The actions made no sense to those who had known the victims best, but local law enforcement officials maintained that forensic evidence at both crime scenes was consistent with suicide. There was no reason to suspect foul play. After all, some of the highest suicide rates in the country were among the elderly and it was the third leading cause of death in teenagers.

So maybe Deacon was wrong about a connection. About a motive. About everything. He prayed that he was wrong.

But he didn’t think that he was.

He’d known the moment he crossed the city limits three days ago that something dark and sinister was at work here. A killer was on the prowl, a murderer so cunning that no one in town yet had a clue what they were up against.

But Deacon knew. He knew only too well.

And that was why he was here. The road to redemption led through Mission Creek—and straight to the killer.

“I’m coming for you,” he muttered into the silence.

As he made the turn into Buena Vista, a clap of thunder rumbled in the distance, deepening the chill inside his soul.

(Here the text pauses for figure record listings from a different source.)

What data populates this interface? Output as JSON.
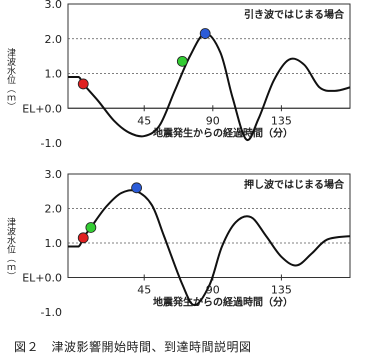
{
  "caption": "図２　津波影響開始時間、到達時間説明図",
  "colors": {
    "line": "#111111",
    "red": "#e02020",
    "green": "#33cc33",
    "blue": "#2a5bd8"
  },
  "chart_data": [
    {
      "type": "line",
      "title": "引き波ではじまる場合",
      "ylabel": "津波水位（ｍ）",
      "xlabel": "地震発生からの経過時間（分）",
      "y_tick_labels": [
        "3.0",
        "2.0",
        "1.0",
        "EL+0.0",
        "-1.0"
      ],
      "y_ticks": [
        3,
        2,
        1,
        0,
        -1
      ],
      "x_tick_labels": [
        "45",
        "90",
        "135"
      ],
      "x_ticks": [
        45,
        90,
        135
      ],
      "xlim": [
        -5,
        180
      ],
      "ylim": [
        -1,
        3
      ],
      "grid": "dotted horizontal at 1.0 and 2.0",
      "x": [
        -5,
        2,
        5,
        15,
        25,
        35,
        45,
        55,
        65,
        75,
        85,
        95,
        103,
        112,
        120,
        130,
        140,
        150,
        160,
        170,
        180
      ],
      "y": [
        0.9,
        0.9,
        0.7,
        0.2,
        -0.35,
        -0.7,
        -0.8,
        -0.5,
        0.5,
        1.5,
        2.15,
        1.6,
        0.3,
        -0.9,
        -0.3,
        0.8,
        1.4,
        1.25,
        0.6,
        0.5,
        0.6
      ],
      "markers": [
        {
          "x": 5,
          "y": 0.7,
          "color": "red"
        },
        {
          "x": 70,
          "y": 1.35,
          "color": "green"
        },
        {
          "x": 85,
          "y": 2.15,
          "color": "blue"
        }
      ]
    },
    {
      "type": "line",
      "title": "押し波ではじまる場合",
      "ylabel": "津波水位（ｍ）",
      "xlabel": "地震発生からの経過時間（分）",
      "y_tick_labels": [
        "3.0",
        "2.0",
        "1.0",
        "EL+0.0",
        "-1.0"
      ],
      "y_ticks": [
        3,
        2,
        1,
        0,
        -1
      ],
      "x_tick_labels": [
        "45",
        "90",
        "135"
      ],
      "x_ticks": [
        45,
        90,
        135
      ],
      "xlim": [
        -5,
        180
      ],
      "ylim": [
        -1,
        3
      ],
      "grid": "dotted horizontal at 1.0 and 2.0",
      "x": [
        -5,
        2,
        5,
        10,
        20,
        30,
        40,
        50,
        58,
        70,
        78,
        88,
        96,
        105,
        115,
        125,
        135,
        145,
        155,
        165,
        180
      ],
      "y": [
        0.9,
        0.9,
        1.15,
        1.45,
        2.05,
        2.45,
        2.5,
        2.1,
        1.2,
        -0.2,
        -0.8,
        -0.2,
        0.9,
        1.6,
        1.75,
        1.2,
        0.6,
        0.35,
        0.7,
        1.1,
        1.2
      ],
      "markers": [
        {
          "x": 5,
          "y": 1.15,
          "color": "red"
        },
        {
          "x": 10,
          "y": 1.45,
          "color": "green"
        },
        {
          "x": 40,
          "y": 2.6,
          "color": "blue"
        }
      ]
    }
  ]
}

THE HAND TIGHTENED ON MARLEY’S shoulder, and she whipped around so fast, the person behind her jumped back. The woman lost her footing on the wet porch and would have tumbled down the steps if Marly hadn’t grabbed her in the nick of time.

Nona Ferris glared at her accusingly. “What the hell, Marly? You almost knocked me down those steps, girl.”

“Sorry. I didn’t hear you come up.” Marly reached around Nona and rescued the woman’s dripping umbrella from the steps, then propped it against the porch wall.

“You sure took your sweet time getting out here,” Nona complained. “I called the cops two hours ago.”